Location
- 278 White Head Rd White Head Island, New Brunswick, E5G 1K6 Canada 44°38′11″N 66°42′39″W﻿ / ﻿44.63647°N 66.71083°W

Information
- School type: Elementary
- School board: Anglophone South School District
- Grades: K-12
- Enrollment: 19 students, 2001
- Language: English

= White Head Elementary School =

School in New Brunswick, Canada

White Head Elementary School was located on White Head Island, adjacent to Grand Manan in Charlotte County, New Brunswick and in the Anglophone South School District.

== History ==
An 1844 map showed the presence of a school at Gull Cove on White Head Island.
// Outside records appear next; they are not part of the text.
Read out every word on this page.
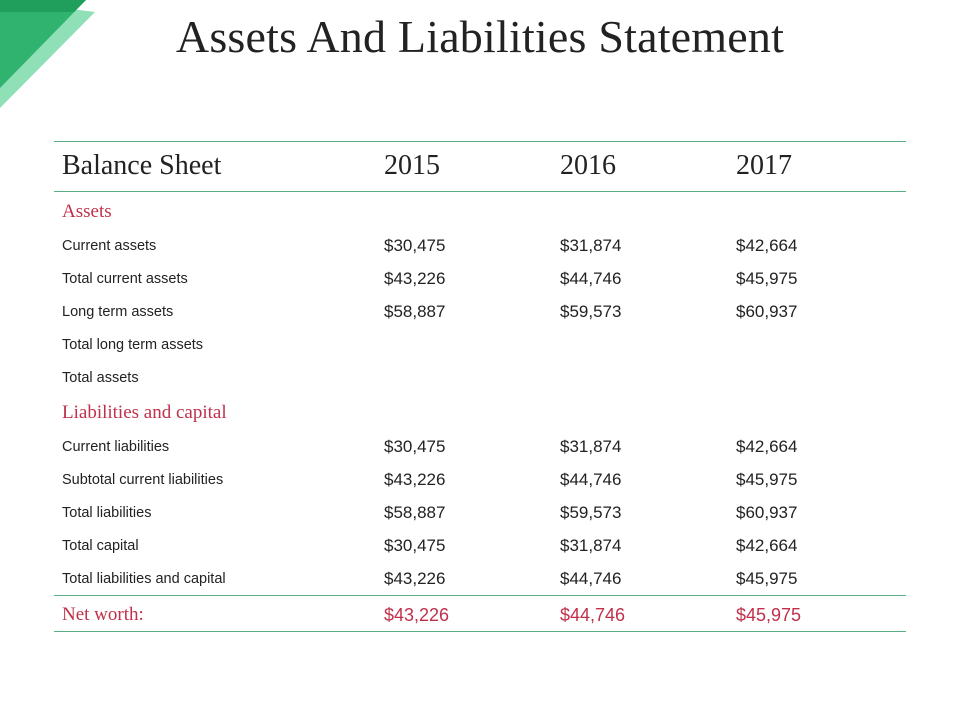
Assets And Liabilities Statement
Balance Sheet	2015	2016	2017
Assets
Current assets	$30,475	$31,874	$42,664
Total current assets	$43,226	$44,746	$45,975
Long term assets	$58,887	$59,573	$60,937
Total long term assets
Total assets
Liabilities and capital
Current liabilities	$30,475	$31,874	$42,664
Subtotal current liabilities	$43,226	$44,746	$45,975
Total liabilities	$58,887	$59,573	$60,937
Total capital	$30,475	$31,874	$42,664
Total liabilities and capital	$43,226	$44,746	$45,975
Net worth:	$43,226	$44,746	$45,975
The island had a dedicated school since at least 1876. There was reference to the island's school sharing a hall with the Independent Order of Odd Fellows.
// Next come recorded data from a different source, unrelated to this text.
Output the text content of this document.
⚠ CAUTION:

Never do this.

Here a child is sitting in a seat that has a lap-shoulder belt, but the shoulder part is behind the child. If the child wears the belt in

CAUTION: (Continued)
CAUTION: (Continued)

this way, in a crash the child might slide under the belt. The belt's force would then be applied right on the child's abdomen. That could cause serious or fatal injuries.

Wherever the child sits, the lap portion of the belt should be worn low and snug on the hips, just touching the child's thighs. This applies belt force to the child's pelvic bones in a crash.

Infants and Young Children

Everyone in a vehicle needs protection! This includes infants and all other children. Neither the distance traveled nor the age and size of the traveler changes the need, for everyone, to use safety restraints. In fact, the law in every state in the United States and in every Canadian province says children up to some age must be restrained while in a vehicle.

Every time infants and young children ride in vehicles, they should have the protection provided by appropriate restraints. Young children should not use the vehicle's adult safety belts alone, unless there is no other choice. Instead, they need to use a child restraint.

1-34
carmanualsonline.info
In 1882, a new school was built which was used until 1971 when the current White Head Elementary was built, and opened in September 1972 at a ribbon-cutting with Minister of Education J. Lorne McGuigan.

In the 1950s, it taught approximately fifty students. Other students would take the ferry from White Head to attend Middle or High School on Grand Manan. It taught Kindgarten through Grade 5, until it was reduced to Grade 4 to avoid needing to bring a new teacher for intensive French education.

In 2006, it had 21 students, and by 2015 it had only ten students and faced possible closure as the principal noted White Head had "no young families with little kids" that would boost future enrollment.

=== Closure ===
It had a playground with picnic tables and open fields, and as of 2020 the CBC noted it had four swings for only three students. It climbed to four students, but in 2025 dwindled to only two students, and a Sustainability Study concluded it was no longer possible to offer equitable education at the school.